図2に示す電子線カラム200は静電レンズを用いているが、
図12に示す構成のように磁場レンズを用いることもできる。
図12に示す構成例では、
図2のコンデンサレンズ206の代わりに磁場レンズを用いたコンデンサレンズ270が配置され、
図2のブランキング電極212の代わりに磁場レンズを用いたコンデンサレンズ272が配置されている。また、
図12に示す構成例では、
図2の対物レンズ220の代わりに磁場レンズを用いた対物レンズ274が配置されている。このように、磁場レンズを用いて電子線カラム200を構成することも可能である。
【0071】
次に、
図13のフローチャートに基づいて、電子線装置1000による欠陥検査の処理について説明する。先ず、ステップS10では、欠陥の位置に関する情報を取得する。ここでは、電子線装置100が通常の欠陥検出モードによってウェハW上の欠陥を検出する。これにより、ステージ500の位置に基づいて、コンタクトホールCにゴミなどが付着して形成された欠陥の位置(座標)が取得される。なお、ここでは、電子線装置1000の通常の欠陥検出モードによって欠陥の位置を検出するが、他の装置が欠陥を検出し、この装置から欠陥の位置(座標)を取得するようにしても良い。
【0072】
次のステップS12では、電子線カラム200を通常の欠陥検出モードで検出した欠陥の位置に移動させ、欠陥を観察した後、通常の欠陥検出モードから欠陥の深さを検出する深さ検出モードへ切り換えを行う。次のステップS14では、対物レンズと試料の間に深さ検出用の電界を発生させる。なお、ステップS10の欠陥検出モードにおいても、電界を発生させている。次のステップS15では、深さ検出モードにおいて、電子線eのビームをコンタクトホールCへスポット照射する。若しくは、ビームをコンタクトホールCの直径以上の一定のサイズでコンタクトホールCへ照射する。
【0073】
次のステップS16では、ビームの照射により欠陥で発生した二次電子線rのエネルギーを分析する。

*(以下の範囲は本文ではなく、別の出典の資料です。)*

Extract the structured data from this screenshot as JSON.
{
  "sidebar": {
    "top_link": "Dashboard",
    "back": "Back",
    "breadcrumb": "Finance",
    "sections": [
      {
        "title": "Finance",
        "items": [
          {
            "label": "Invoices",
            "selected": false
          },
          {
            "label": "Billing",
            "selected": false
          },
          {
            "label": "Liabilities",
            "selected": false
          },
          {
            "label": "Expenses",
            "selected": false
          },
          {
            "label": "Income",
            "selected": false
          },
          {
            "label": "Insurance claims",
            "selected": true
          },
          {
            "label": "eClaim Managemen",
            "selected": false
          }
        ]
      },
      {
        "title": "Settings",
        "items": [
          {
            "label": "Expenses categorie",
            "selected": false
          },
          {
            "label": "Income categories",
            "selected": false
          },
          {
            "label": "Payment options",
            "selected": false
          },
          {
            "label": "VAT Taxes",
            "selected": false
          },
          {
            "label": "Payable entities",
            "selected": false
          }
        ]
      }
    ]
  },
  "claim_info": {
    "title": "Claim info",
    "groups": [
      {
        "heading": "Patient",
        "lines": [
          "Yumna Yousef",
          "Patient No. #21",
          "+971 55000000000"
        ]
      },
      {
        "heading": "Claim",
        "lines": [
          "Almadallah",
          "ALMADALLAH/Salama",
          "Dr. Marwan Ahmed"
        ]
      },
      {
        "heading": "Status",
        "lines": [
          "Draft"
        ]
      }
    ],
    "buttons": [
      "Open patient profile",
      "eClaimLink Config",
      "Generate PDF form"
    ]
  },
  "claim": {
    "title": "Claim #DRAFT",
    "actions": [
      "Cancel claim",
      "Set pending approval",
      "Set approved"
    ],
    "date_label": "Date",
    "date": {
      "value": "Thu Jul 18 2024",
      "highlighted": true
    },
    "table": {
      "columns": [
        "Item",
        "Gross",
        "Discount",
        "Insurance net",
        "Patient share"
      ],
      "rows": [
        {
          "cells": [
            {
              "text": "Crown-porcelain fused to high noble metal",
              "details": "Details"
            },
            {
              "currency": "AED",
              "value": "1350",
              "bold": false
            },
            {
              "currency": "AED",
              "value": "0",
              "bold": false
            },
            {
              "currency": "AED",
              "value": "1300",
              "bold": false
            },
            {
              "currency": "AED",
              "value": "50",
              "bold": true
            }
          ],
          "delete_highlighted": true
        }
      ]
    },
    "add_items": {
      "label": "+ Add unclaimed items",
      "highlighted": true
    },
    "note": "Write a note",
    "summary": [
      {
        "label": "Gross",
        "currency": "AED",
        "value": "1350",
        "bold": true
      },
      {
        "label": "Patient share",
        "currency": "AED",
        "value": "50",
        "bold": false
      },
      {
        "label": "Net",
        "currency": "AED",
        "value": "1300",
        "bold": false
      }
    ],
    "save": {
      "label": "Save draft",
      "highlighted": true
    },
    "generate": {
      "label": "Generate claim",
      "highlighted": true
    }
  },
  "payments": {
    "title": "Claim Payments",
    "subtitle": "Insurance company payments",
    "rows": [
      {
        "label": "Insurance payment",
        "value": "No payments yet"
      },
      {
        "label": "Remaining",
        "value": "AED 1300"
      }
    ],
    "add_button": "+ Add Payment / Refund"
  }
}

この際、上述したようにエネルギー分析器214のパスエネルギー(調整電圧VG)を走査することで、
図5に示すようなエネルギーとスペクトルの信号強度の関係を示す特性を取得する。そして、取得した特性に基づいて欠陥で発生した二次電子線rのエネルギーを分析する。
【0074】
次のステップS18では、取得した
図5の特性から、二次電子線rのスペクトルのピークの位置(二次電子のピーク、オージェ電子のピーク)、スペクトルの立ち上がりの位置(0V付近)を検出する。次のステップS20では、事前に規定厚みの絶縁体に対して欠陥の深さとエネルギーとの関係を測定したデータベースを参照し、ステップS18で検出したピークの位置でのエネルギーに基づいて欠陥の深さを検出する。また、事前に入力された試料の絶縁膜10の厚みとワーキングディスタンス(対物レンズ220の先端からウェハWまでの距離)、試料電圧、帯電量から、コンタクトホールC内の欠陥の深さ位置における電位分布、ならびに放出される電子のエネルギー差を算出してもよい。
【0075】
次のステップS22では、通常の欠陥検出モードで検出した欠陥に対し、深さ検出モードで検出した深さを関連付ける。次のステップS24では、次の欠陥に移動し、同様の手順で深さを検出する。
【0076】
図14は、チャンバーユニット100内に複数の電子線カラム200を収容した実施形態を示す模式図である。このように、チャンバーユニット100内に複数の電子線カラム200を収容することもできる。チャンバーユニット100内に電子線カラム200が複数配置される場合は制御電源300も複数設けられ、制御電源300は、1つの電子線カラム200に対して1つの制御電源300が割り当てられるように配置される。チャンバーユニット100内に複数の電子線カラム200を収容した場合は、複数の電子線カラム200によりウェハWのより広い範囲で欠陥を検出することができ、欠陥を迅速に検出することができる。
【0077】
以上説明したように本実施形態によれば、電子線カラム200の先端と試料(ウェハW)との間に電界Eを印加し、試料への電子線eの照射によって発生した二次電子線rを電界Eによって加速させることにより、試料における欠陥の深さ位置に応じて二次電子線rのエネルギーに差分を生じさせることができる。従って、欠陥で発生した二次電子線rのエネルギーのピーク位置を比較することで、欠陥の深さを検出することが可能となる。
【0078】
以上、添付図面を参照しながら本発明の好適な実施形態について詳細に説明したが、本発明はかかる例に限定されない。本発明の属する技術の分野における通常の知識を有する者であれば、特許請求の範囲に記載された技術的思想の範疇内において、各種の変更例または修正例に想到し得ることは明らかであり、これらについても、当然に本発明の技術的範囲に属するものと了解される。